Private and confidential information is released only with the consent of the parent, young person or their legal representative. Exceptions are made in the case of suspected child abuse, where reporting is mandatory; where the law requires disclosure through a court order; or where the client or another person is at serious risk of harm.
If you have any questions about confidentiality, please raise them with your mental health professional.
What else should I know?
The George Hull Centre is a teaching centre for graduate students in social work and psychology, psychiatric residents, medical students, child and youth work, speech and language, nursing and early childhood education students. With your consent a student may be assigned to work with you. In all cases the student is supervised by a full-time staff member who is responsible for your care.
Feel free to contact the student's supervisor if you have any concerns or questions about working with the student or about the planning or direction of your case.
The Centre also conducts research on how best to meet the mental health needs of children and families. Participation in a research project is voluntary, and you will always be given specific information about a study's goals and procedures, and asked for your consent to participate. You may decline or withdraw from participating at any time without affecting the services you receive at the Centre.
Your information will remain confidential. Study results are reported in the form or group data without any individual identifying information.
What is CAFAS?
The Child and Adolescent Functional Assessment Scale (CAFAS) is a rating scale that is completed by the social worker, psychologist or psychiatrist who works most closely with your child and family. CAFAS is being used in many children's mental health centres across Ontario. This scale helps staff to understand how your child is functioning at home, in school, in the community, and with friends and peers. It also provides information about your child's mood and if there are problems with substance use or thinking clearly. CAFAS also provides information about your family's needs.

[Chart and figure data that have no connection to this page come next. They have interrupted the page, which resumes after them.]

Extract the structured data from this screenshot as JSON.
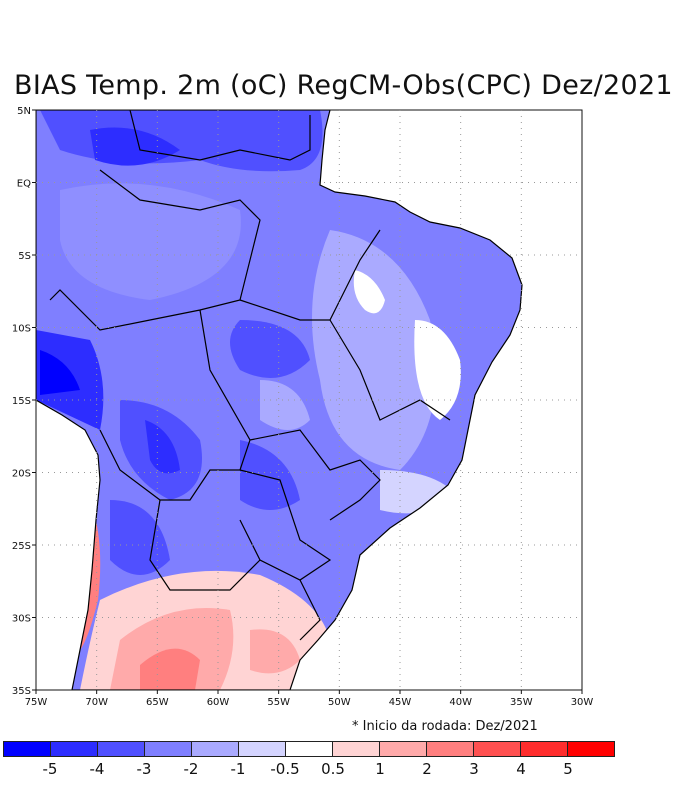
{
  "title": "BIAS Temp. 2m (oC) RegCM-Obs(CPC) Dez/2021",
  "note": "* Inicio da rodada: Dez/2021",
  "map": {
    "lon_range": [
      -75,
      -30
    ],
    "lat_range": [
      -35,
      5
    ],
    "lat_labels": [
      "5N",
      "EQ",
      "5S",
      "10S",
      "15S",
      "20S",
      "25S",
      "30S",
      "35S"
    ],
    "lon_labels": [
      "75W",
      "70W",
      "65W",
      "60W",
      "55W",
      "50W",
      "45W",
      "40W",
      "35W",
      "30W"
    ]
  },
  "colorbar": {
    "colors": [
      "#0000ff",
      "#2d2dff",
      "#5050ff",
      "#7f7fff",
      "#aaaaff",
      "#d4d4ff",
      "#ffffff",
      "#ffd4d4",
      "#ffaaaa",
      "#ff7f7f",
      "#ff5050",
      "#ff2d2d",
      "#ff0000"
    ],
    "labels": [
      "-5",
      "-4",
      "-3",
      "-2",
      "-1",
      "-0.5",
      "0.5",
      "1",
      "2",
      "3",
      "4",
      "5"
    ]
  }
}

The information that is collected during CAFAS assessment is stored securely and treated confidentially. Our foremost reason for gathering information about your child and family is to develop a care plan and deliver the services you need. As well, we sometimes combine and analyze client information to determine if our services are effective overall, or how we can improve them or manage them better. All outcome data is reported in a non-identifying way. This means that no names or information that could identify you or your child are ever reported. For additional details, please click here for the attached CAFAS brochure.
What is the fee?
In most circumstances, no fees are charged to children and families. However, on occasion, there will be a fee associated with a group program. These fees are intended to offset the cost of group materials and supplies. No one will be turned away based on an inability to pay.
What languages are spoken by staff?
Mental health professionals are able to offer assistance in a variety of languages in addition to English. Translators may also be used.